Fixing AvidRegister Performance and Memory Leak Issues
Thanks to my co-founder Geoff, we just released a new version of AvidRegister to the Play Store. Geoff fixed a performance issue that was slowing down our app, and he also fixed a memory leak issue we’ve been getting OOM crash reports on. The result is that the app is super snappy. Feedbacks from our customer have been that they love everything except the speed of the app. This fixes it and now our app is incredible!
Performance of Mobile Apps
We’ve been cranking out feature after feature such that we hadn’t spent the time to make sure our app is as snappy as it could be. One of the earlier conversations I had with my co-founders was whether moving up to dual-core or quad-core tablets would speed things up. At the time I insisted that just because a device has more cores doesn’t mean it’ll be faster. We needed to have time to tackle perf.
As Windows Phone users can attest, the OS runs smoother on older hardware than Android on the same hardware before Google finally fixes things up in Jelly Bean. I knew from experience that a lot of the performance issue is software related. That’s why sometimes you can see significant improvement between final verison of a software versus the beta version.
One can think about it this way, the mobile app works by having a main UI thread that processes the main message queue and does most things. Adding more CPU cores to the mix doesn’t give you the perf gain you might think because it’s still a single UI thread design. We could even draw parallels to node.js where there is a single thread and you better not block things. Adding more CPU cores to the server doesn’t automatically get faster as those cores are not used.
Certainly if each CPU core is faster by itself, then it’ll help. Also, if you could offload things to do in a separate thread than the UI thread, that’ll also help.
Profiling in Android
The performance issue in our case was that a particular code path is noticeably slower. Geoff added tracing as documented on Android developer website. Basically he added
Debug.startMethodTracing("label"); at the beginning of a click handler, and then added a
Debug.stopMethodTracing(); once the processing is done.
traceview was used to analyze where the time was spent and Geoff noticed that a significant amount of time was spent on our grid view that was unexpected. Upon removing the code that was doing excessive updating to the grid view, everything went super snappy. Our slowest single-core tablet now runs the app flawlessly and confirms that it’s not the hardware!
Investigating Memory Leak in Android
For our first release of AvidRegister I squeezed in ACRA for sending out crash reports. This has proven to be very valuable. It’s one of those things that are not a deal breaker if we miss it, but if somebody just suck it up and get it done then everyone benefits.

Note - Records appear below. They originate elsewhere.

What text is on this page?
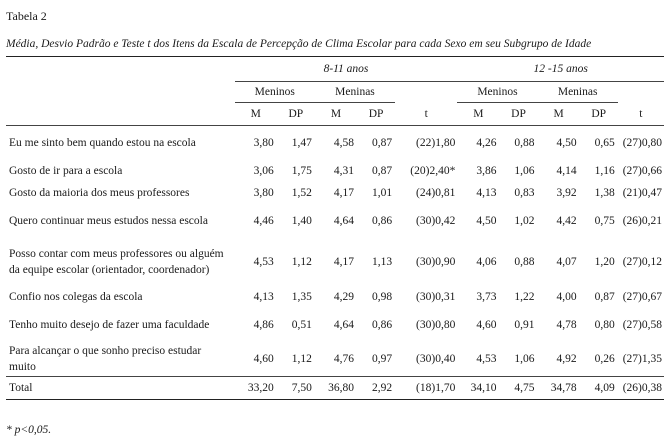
Tabela 2
Média, Desvio Padrão e Teste t dos Itens da Escala de Percepção de Clima Escolar para cada Sexo em seu Subgrupo de Idade
	8-11 anos					12 -15 anos				
	Meninos		Meninas			Meninos		Meninas		
	M	DP	M	DP	t	M	DP	M	DP	t
Eu me sinto bem quando estou na escola	3,80	1,47	4,58	0,87	(22)1,80	4,26	0,88	4,50	0,65	(27)0,80
Gosto de ir para a escola	3,06	1,75	4,31	0,87	(20)2,40*	3,86	1,06	4,14	1,16	(27)0,66
Gosto da maioria dos meus professores	3,80	1,52	4,17	1,01	(24)0,81	4,13	0,83	3,92	1,38	(21)0,47
Quero continuar meus estudos nessa escola	4,46	1,40	4,64	0,86	(30)0,42	4,50	1,02	4,42	0,75	(26)0,21
Posso contar com meus professores ou alguém da equipe escolar (orientador, coordenador)	4,53	1,12	4,17	1,13	(30)0,90	4,06	0,88	4,07	1,20	(27)0,12
Confio nos colegas da escola	4,13	1,35	4,29	0,98	(30)0,31	3,73	1,22	4,00	0,87	(27)0,67
Tenho muito desejo de fazer uma faculdade	4,86	0,51	4,64	0,86	(30)0,80	4,60	0,91	4,78	0,80	(27)0,58
Para alcançar o que sonho preciso estudar muito	4,60	1,12	4,76	0,97	(30)0,40	4,53	1,06	4,92	0,26	(27)1,35
Total	33,20	7,50	36,80	2,92	(18)1,70	34,10	4,75	34,78	4,09	(26)0,38
* p<0,05.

We’ve seen some OOM crash reports from one of our stores recently, and we had to investigate what’s going on. Did we introduce something in one of the releases? With garbage collection in Java, how are we running out of memory? It’s Java so it’s not like circular reference won’t be cleaned by the garbage collector. Well, as Geoff digged into it using the Memory Analyzer (MAT) it turns out to be something to do with Handler holding references.

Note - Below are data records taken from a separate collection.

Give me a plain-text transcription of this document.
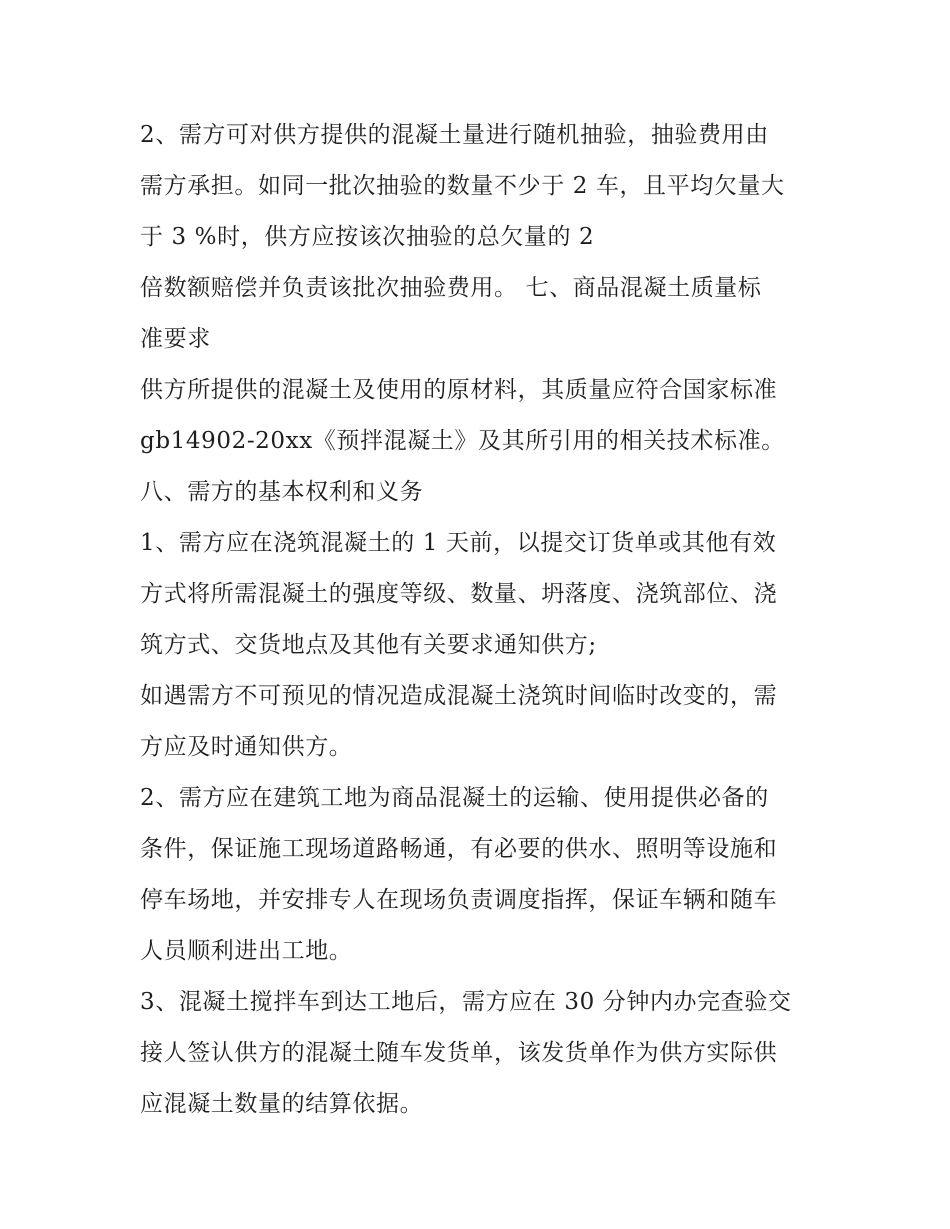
2、需方可对供方提供的混凝土量进行随机抽验，抽验费用由
需方承担。如同一批次抽验的数量不少于 2 车，且平均欠量大
于 3 %时，供方应按该次抽验的总欠量的 2
倍数额赔偿并负责该批次抽验费用。 七、商品混凝土质量标
准要求
供方所提供的混凝土及使用的原材料，其质量应符合国家标准
gb14902-20xx《预拌混凝土》及其所引用的相关技术标准。
八、需方的基本权利和义务
1、需方应在浇筑混凝土的 1 天前，以提交订货单或其他有效
方式将所需混凝土的强度等级、数量、坍落度、浇筑部位、浇
筑方式、交货地点及其他有关要求通知供方;
如遇需方不可预见的情况造成混凝土浇筑时间临时改变的，需
方应及时通知供方。
2、需方应在建筑工地为商品混凝土的运输、使用提供必备的
条件，保证施工现场道路畅通，有必要的供水、照明等设施和
停车场地，并安排专人在现场负责调度指挥，保证车辆和随车
人员顺利进出工地。
3、混凝土搅拌车到达工地后，需方应在 30 分钟内办完查验交
接人签认供方的混凝土随车发货单，该发货单作为供方实际供
应混凝土数量的结算依据。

In one of our Activity, we use Handler as a way to schedule tasks to be done at certain interval later. However, in all but one case we forgot to removeCallback() on the Runnable we were using. That was the one which was causing Handler to keep holding onto the Activity after the Activity’s life cycle has ended. Reading the Handler documentation, you’ll see that the Handler is a per-thread thing that will live longer than the Activity if the thread is the UI thread.
The lesson here is to watch out for things that will live on for a while and make sure they don’t hold reference to things you expect to be cleaned up. E.g. Watch out for static vars, your singletons, and Handler of course. If you can’t perform an explicit cut off of the reference, then perhaps WeakReference is what you should look at.